Within this conversation attached to Dave, nobody’s hearing what his attempt is. They’re hearing a narrative that’s been created."

-Kevin Hart

Comedian Kevin Hart, standing at 5’2, boldly stands up in defense of Dave Chappelle’s newest Netflix special “The Closer” during an interview with the New York Times. Hart argued that Chappelle doesn’t have a hateful bone in his body and that his message in his new special has been taken out of context by the mainstream media.


According to Hart, and if you actually watched “The Closer” in its entirety, Chappelle “embraces the LGBT+ community.” Not only does he embrace the community, but he and his wife have raised their children in a way to understand love, fair treatment, and equality. Anyone who has followed Chappelle’s career understands that he means no harm when he fires off his jokes. He is a professional comedian who has been at his craft since he was a teenager. He knows how to stir up emotions and entertain his audience. His craft, however, is a growing target for silencers.


During his special, Chappelle touched on how Hart was treated before stepping down from hosting the 2019 Oscars after a decade-old tweet referencing the LGBTQ+ community resurfaced. The tweet, which Hart explained was an obvious joke, was enough for people to write him off as the enemy. He first refused to apologize, but later gave into the mob’s pressures. Hart, who had always wanted to host the Oscars, had his career sidetracked by the vocal minority for gaining more notoriety without becoming a voice box for the dictated script.


Hart attempted to go deeper into the discussion that has remained surface-level in the media since “The Closer’s” premier.
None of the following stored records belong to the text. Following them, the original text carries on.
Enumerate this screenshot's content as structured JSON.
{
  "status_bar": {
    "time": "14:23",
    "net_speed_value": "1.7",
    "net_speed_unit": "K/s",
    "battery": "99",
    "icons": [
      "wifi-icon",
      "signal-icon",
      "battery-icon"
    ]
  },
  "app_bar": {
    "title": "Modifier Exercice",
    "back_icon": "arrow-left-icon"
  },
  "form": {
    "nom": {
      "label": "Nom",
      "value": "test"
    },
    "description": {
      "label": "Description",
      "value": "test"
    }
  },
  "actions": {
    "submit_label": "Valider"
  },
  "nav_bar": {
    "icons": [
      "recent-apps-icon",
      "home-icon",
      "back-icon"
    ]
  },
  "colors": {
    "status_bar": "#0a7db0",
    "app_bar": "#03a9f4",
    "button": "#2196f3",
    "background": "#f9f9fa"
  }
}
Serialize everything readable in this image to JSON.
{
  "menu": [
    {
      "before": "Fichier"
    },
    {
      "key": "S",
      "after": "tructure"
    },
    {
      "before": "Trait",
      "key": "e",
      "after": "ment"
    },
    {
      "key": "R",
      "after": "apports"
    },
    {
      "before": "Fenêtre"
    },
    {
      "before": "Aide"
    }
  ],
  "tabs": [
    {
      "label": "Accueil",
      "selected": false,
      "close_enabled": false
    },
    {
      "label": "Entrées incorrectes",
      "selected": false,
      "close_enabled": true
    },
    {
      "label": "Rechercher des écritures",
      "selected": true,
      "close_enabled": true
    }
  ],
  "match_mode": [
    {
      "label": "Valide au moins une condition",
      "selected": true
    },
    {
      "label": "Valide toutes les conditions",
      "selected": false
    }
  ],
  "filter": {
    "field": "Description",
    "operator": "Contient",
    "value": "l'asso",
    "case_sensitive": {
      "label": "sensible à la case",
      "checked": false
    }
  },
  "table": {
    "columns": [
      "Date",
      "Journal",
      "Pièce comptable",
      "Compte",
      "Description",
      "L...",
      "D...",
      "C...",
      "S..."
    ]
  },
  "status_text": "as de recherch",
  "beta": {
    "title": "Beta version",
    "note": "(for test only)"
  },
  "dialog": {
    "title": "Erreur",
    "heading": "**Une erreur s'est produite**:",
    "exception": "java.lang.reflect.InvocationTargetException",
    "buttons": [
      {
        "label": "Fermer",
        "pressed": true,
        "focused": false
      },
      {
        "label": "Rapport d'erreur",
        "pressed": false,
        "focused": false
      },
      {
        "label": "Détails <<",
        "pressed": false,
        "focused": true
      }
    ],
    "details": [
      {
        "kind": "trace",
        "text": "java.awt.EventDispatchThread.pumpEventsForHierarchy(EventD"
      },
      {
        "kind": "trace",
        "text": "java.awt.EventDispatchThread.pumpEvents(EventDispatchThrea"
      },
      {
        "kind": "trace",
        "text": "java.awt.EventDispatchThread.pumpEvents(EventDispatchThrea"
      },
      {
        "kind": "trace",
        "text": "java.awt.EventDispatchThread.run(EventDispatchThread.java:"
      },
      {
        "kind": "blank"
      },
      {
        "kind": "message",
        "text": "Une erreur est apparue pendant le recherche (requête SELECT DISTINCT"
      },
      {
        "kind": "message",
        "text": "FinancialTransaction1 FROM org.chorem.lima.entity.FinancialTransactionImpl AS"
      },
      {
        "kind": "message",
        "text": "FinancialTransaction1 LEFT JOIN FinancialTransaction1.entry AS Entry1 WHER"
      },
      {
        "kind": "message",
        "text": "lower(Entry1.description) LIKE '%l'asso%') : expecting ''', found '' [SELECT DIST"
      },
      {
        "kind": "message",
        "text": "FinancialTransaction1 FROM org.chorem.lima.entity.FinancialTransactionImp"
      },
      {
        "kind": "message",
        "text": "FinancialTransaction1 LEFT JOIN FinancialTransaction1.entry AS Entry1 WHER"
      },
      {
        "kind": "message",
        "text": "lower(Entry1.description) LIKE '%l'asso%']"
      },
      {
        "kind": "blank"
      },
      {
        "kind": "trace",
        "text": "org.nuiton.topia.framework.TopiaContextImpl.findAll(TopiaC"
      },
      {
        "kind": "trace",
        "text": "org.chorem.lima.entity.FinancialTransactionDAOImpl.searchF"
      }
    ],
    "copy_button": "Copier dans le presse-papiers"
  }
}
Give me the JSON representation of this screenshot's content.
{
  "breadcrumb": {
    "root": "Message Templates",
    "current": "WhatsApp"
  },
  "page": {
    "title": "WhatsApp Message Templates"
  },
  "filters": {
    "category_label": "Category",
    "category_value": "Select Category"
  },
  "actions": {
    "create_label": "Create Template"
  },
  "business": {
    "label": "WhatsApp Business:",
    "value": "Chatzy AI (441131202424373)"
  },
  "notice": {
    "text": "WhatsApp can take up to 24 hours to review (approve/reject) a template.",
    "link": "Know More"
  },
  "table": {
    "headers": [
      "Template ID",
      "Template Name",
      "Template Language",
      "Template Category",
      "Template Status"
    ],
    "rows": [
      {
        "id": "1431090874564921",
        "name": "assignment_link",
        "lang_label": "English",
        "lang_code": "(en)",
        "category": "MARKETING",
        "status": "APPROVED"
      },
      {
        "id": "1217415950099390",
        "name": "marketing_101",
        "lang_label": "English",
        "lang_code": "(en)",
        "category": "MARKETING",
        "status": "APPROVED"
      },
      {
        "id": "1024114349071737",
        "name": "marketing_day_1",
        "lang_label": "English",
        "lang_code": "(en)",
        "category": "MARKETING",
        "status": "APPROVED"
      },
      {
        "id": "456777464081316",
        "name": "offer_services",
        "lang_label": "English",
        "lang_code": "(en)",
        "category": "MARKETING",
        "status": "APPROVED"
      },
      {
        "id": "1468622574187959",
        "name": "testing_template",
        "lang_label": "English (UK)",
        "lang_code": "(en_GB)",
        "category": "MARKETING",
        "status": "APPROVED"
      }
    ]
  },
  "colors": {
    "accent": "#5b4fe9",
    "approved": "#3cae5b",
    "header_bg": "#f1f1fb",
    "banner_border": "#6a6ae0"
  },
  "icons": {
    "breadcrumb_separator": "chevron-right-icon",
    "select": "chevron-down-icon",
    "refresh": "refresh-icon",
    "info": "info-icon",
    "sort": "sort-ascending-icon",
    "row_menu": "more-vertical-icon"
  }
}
Chappelle had a message that he was trying to get across to his audience. While he may not understand the transgender community, that doesn’t prevent him from treating everyone as they wish to be treated. He knows his words have been taken out of context and painted in a way where the comedian appears to be a bigot. Despite trying to clear the air and having an honest conversation about the situation, the media resorted to their traditional ways of creating an enemy out of a freethinker.

Had the mob never zeroed in on Chappelle as their target, many Americans may have never awaken to how dangerous cancel culture is to our society. Chappelle is not just any comedian; he’s the greatest comedian of our generation. This idea that you must agree with everything comedians have to say to enjoy their performances is absurd. Comedy has always been about crossing arbitrary lines set by society. Chappelle understands the assignment, while newer comedians play it safe and stay away from controversial subjects.


If the chilling effect on controversy is so heavy that we’re all afraid to speak, then the mob has successfully gained control of the narrative. Controversial subjects require serious conversations. How are we to arrive at a general consensus if we’re unable to work out our differences? They don’t want us to work out our differences; they want us to remain silent and conform without question. Those who refuse to conform will be painted as outsiders and will be rallied against by those friendly to the mainstream media. However, you can have more of an impact as an outspoken outsider than you might as a conformed insider.


To those who frequent my blog: I know you may be growing tired of hearing me talk about Dave Chappelle's face-off with cancel culture. However, I think this is one of the most important cases to date. Comedy is a very important genre of art and is worth protecting. It's growing increasingly difficult to watch the craft I love transform into another platform to promote the national narrative. While I believe cancel culture crossed the line years ago, canceling Chappelle is the final straw.